В тот вечер она безумно жаждала любви, а когда они улеглись, страстно отдавалась ему, обнимала, как женщина, истосковавшаяся по близости после долгой разлуки. В тот вечер Надя потеряла всякий стыд. Бросалась на него и лежала на его груди до зари. Она впала в такое бешенство, что даже не заметила, как муж охладел, отдалился от нее, хотя и пытался все это скрыть. Когда, наконец, утомившись, она заснула, Репнин отошел к окну и долго стоял там. Ему казалось, что он уже никогда не сможет лечь и уснуть.
ГОД ЧУДЕС
Праздник рождения младенца в Иерусалиме и встреча Нового года оказались весьма кстати русскому эмигранту в Лондоне, решившему скрыть от жены свое увольнение со службы. Увольнение из подвала, в котором он провел почти два года и который, словами Мольера, называл — «мой мрачный угол». — «Mon coin sombre».
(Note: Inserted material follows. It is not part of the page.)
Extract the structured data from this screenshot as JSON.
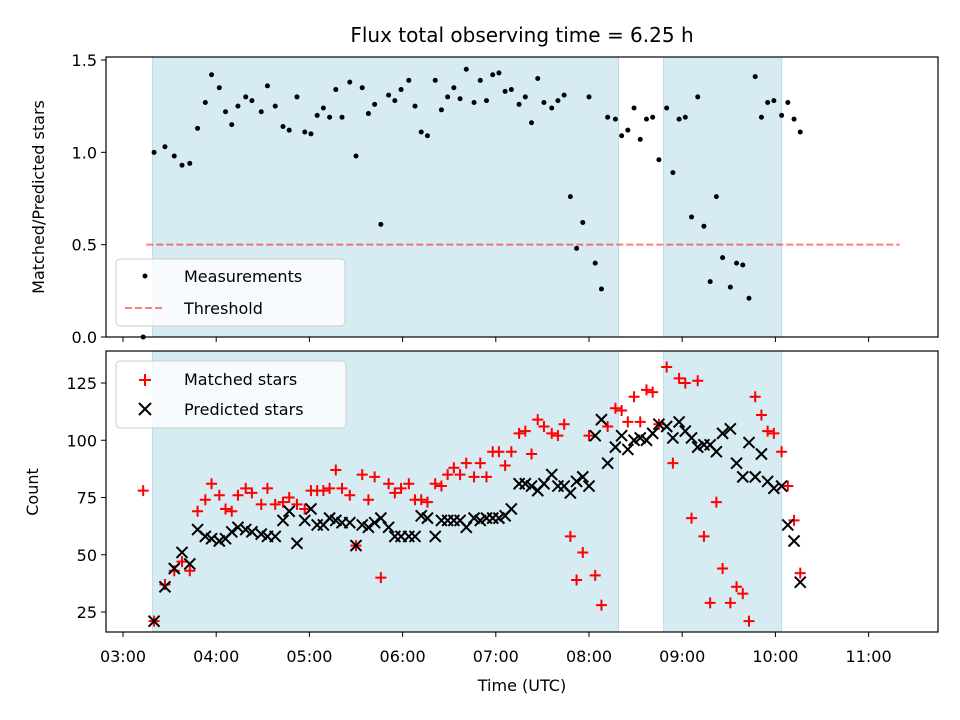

Он умолчал, что снова выброшен на улицу, снова остался в Лондоне без работы, без средств. Каждое утро он по-прежнему якобы на службу уходил из дому.
Он не сказал ей о том, что с ним произошло, не потому, что считал это позором, который надо скрывать, чем-то таким, чего надо стыдиться или о чем следует сожалеть, а просто потому, что ему уже надоело признаваться в своих неудачах здесь, в Лондоне. Все, что он пережил в течение последних трех лет, казалось ему нелепым, глупым, смешным. Несправедливым и бессмысленным.
Да и сам этот огромный город, в котором он обитал уже семь лет среди четырех, восьми, четырнадцати миллионов мужчин и женщин, которых он не знал и которые не знали его, казался ему лишенным всякого здравого смысла. Если б вокруг него мельтешили не люди, а, положим, муравьи, — все было бы естественно, он просто решил бы, что видит некий сон о насекомых. И разве то единственное, что он может сделать, чтобы помочь любимой жене, — это расстаться с ней, отправить ее к тетке, в Америку — разве это не безумие? Наполеоновское решение — тщетное и бессмысленное. Логически его существование должно было бы завершиться самоубийством — а чем же еще? Французская мелодрама, разыгранная русским эмигрантом. Подобно стольким эмигрантам, рассказы о которых он слышал.
Надя, бедняжка, теперь ежедневно ездила со своими куклами-эскимосами к старой графине Пановой, в Box Hill.
С помощью старухи эскимосы расходились хорошо. Надя, бедняжка, хотела жить.
Неожиданностью для них явилось желание старой дамы увидеть князя Репнина в своем доме, на чае. Он ее удивляет. Это его уединение. Его окончательный разрыв с русским Комитетом. Со своими соотечественниками в Лондоне. Его упрямство. Заносчивость. Этот человек уклоняется от новых знакомств! Что он намерен делать, когда жена уедет в Америку? После отъезда Нади Репнину, пожалуй, было бы лучше всего переселиться к ней. Окрестности Лондона сказочны. А за ее столом всегда найдется место еще для одного человека.